O que faz uma pessoa explodir de raiva homicida, como aconteceu no dia 29 de julho de 1999, em Atlanta? Um homem, corretor de valores, até então considerado por todos uma pessoa normal, trucidou sua família (mulher e dois filhos) e depois entrou em duas corretoras e matou mais 9 pessoas inocentes a tiros. Até então, como acontece em tantos casos semelhantes, era considerado uma pessoa boa e equilibrada pelos vizinhos e parentes.

A resposta parece estar em uma série de descobertas científica recentes. E essa resposta é bastante simples, um conceito fundamental: o balanço das emoções positivas e negativas, e das emoções que são "guardadas" ou "tiradas para fora" é tão essencial para a nossa saúde como uma dieta alimentar bem equilibrada, exercício, etc. Como disse um especialista na área: "A raiva é uma espécie de colesterol emocional. Se não for controlada, ela pode causar a doença e até a morte".

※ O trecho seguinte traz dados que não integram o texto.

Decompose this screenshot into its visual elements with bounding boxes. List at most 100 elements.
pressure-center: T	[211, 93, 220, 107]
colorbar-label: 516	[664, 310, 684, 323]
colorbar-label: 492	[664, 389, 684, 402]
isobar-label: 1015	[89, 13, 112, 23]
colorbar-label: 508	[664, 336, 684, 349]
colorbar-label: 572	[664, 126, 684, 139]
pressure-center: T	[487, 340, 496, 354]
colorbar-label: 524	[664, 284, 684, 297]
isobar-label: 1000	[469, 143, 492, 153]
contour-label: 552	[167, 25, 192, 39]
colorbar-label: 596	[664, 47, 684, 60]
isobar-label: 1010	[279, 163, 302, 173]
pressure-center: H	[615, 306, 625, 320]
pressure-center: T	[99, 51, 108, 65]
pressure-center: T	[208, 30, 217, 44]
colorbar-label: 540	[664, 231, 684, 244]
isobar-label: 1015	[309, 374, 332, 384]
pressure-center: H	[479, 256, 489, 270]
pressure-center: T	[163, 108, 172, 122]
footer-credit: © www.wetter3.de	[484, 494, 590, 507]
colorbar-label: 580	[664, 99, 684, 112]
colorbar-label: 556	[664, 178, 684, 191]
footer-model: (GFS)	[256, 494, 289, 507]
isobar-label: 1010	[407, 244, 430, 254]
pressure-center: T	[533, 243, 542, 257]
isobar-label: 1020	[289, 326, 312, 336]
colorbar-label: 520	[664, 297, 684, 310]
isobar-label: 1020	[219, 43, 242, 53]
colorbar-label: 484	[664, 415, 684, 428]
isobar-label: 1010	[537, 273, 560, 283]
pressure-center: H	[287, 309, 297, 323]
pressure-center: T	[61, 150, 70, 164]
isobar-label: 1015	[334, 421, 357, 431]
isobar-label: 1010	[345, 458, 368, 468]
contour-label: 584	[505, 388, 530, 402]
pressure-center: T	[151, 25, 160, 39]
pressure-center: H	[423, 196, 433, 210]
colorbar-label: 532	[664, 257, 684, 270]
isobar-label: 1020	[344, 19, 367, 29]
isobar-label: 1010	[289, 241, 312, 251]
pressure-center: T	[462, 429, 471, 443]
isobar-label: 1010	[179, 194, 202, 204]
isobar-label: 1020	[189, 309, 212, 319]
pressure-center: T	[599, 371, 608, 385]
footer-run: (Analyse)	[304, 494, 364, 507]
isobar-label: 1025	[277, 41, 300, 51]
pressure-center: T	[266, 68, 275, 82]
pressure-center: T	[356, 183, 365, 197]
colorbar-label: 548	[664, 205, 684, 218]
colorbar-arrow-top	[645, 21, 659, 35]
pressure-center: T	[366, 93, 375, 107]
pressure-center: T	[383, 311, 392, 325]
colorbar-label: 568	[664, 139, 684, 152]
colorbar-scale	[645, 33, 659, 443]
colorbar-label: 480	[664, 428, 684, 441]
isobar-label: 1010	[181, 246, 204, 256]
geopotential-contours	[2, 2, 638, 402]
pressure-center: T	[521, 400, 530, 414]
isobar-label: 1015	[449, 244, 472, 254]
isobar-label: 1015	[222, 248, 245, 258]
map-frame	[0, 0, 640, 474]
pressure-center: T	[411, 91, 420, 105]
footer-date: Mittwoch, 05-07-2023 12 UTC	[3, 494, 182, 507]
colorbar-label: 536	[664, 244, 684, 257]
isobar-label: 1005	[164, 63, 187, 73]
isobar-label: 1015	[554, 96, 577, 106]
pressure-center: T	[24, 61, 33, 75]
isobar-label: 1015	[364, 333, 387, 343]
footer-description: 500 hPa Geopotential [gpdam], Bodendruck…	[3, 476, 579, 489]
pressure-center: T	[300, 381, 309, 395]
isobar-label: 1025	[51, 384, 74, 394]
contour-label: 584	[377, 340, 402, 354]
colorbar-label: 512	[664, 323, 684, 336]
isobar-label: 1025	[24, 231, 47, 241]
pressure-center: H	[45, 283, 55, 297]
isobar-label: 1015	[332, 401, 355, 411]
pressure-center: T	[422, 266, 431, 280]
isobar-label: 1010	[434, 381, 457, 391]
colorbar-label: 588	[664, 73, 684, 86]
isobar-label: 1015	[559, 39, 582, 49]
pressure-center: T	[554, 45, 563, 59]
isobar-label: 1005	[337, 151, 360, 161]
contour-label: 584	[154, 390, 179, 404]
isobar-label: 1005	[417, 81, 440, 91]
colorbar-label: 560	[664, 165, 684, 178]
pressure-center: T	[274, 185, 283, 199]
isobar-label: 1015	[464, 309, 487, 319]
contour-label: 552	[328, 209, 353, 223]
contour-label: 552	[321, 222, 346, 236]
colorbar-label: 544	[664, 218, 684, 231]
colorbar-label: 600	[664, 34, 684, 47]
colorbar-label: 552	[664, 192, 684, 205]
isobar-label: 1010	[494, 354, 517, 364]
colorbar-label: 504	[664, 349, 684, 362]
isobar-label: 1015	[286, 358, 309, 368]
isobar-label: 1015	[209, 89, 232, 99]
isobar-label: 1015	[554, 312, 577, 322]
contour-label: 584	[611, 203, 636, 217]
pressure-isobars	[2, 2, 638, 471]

A chave da questão é que a mente e o corpo são inseparáveis. Muitas filosofias e religiões sabem disso há muito tempo, mas foi graças a novos e poderosos métodos de estudo do cérebro e dos outros sistemas orgânicos pela ciência, que se sabe que o cérebro controla muitas funções corporais, inclusive o sistema imune, que nos protege contra a invasão por corpos estranhos. Mas a mente vive dentro do cérebro, utiliza os mesmos circuitos cerebrais. Ë inevitável, então, que existam pontos onde o estado mental inflluencia o estado físico. Isso é sabido pelos praticantes primitivos de medicina há muito tempo, tanto é que uma boa parte da chamada medicina "xamanística" (baseada no curandeiro tribal, ou xamã) é devida ao poder da sugestão do médico sobre o paciente.

As pessoas com emoções reprimidas ("voltadas para dentro"), que não se abrem e sofrem em silêncio, embora sejam mais fáceis de suportar, do ponto de vista social, são as que mais sofrem de uma série de doenças somáticas de fundo emocional (as doenças somatoformes, como são chamadas atualmente as doenças psicossomáticas). As emoções guardadas por muito tempo detonam uma complexa série de reações químicas e físicas dentro do corpo, que acabam por "sabotar" o funcionamento do sistema imune. Essas pessoas, então, têm com maior facilidade doenças como artrite e outras doenças reumáticas e da pele, bem como infecções repetidas e até câncer e leucemia. Elas também são mais sujeitas a algumas doenças mentais, como depressão e ansiedade. E a depressão é realmente terrível, pois deixa a sua marca em tudo o que o individuo é, pensa ser, gostaria de ser ou tenta ser. É fatal, pois é a maior causa de suicídios em todo o mundo (50%).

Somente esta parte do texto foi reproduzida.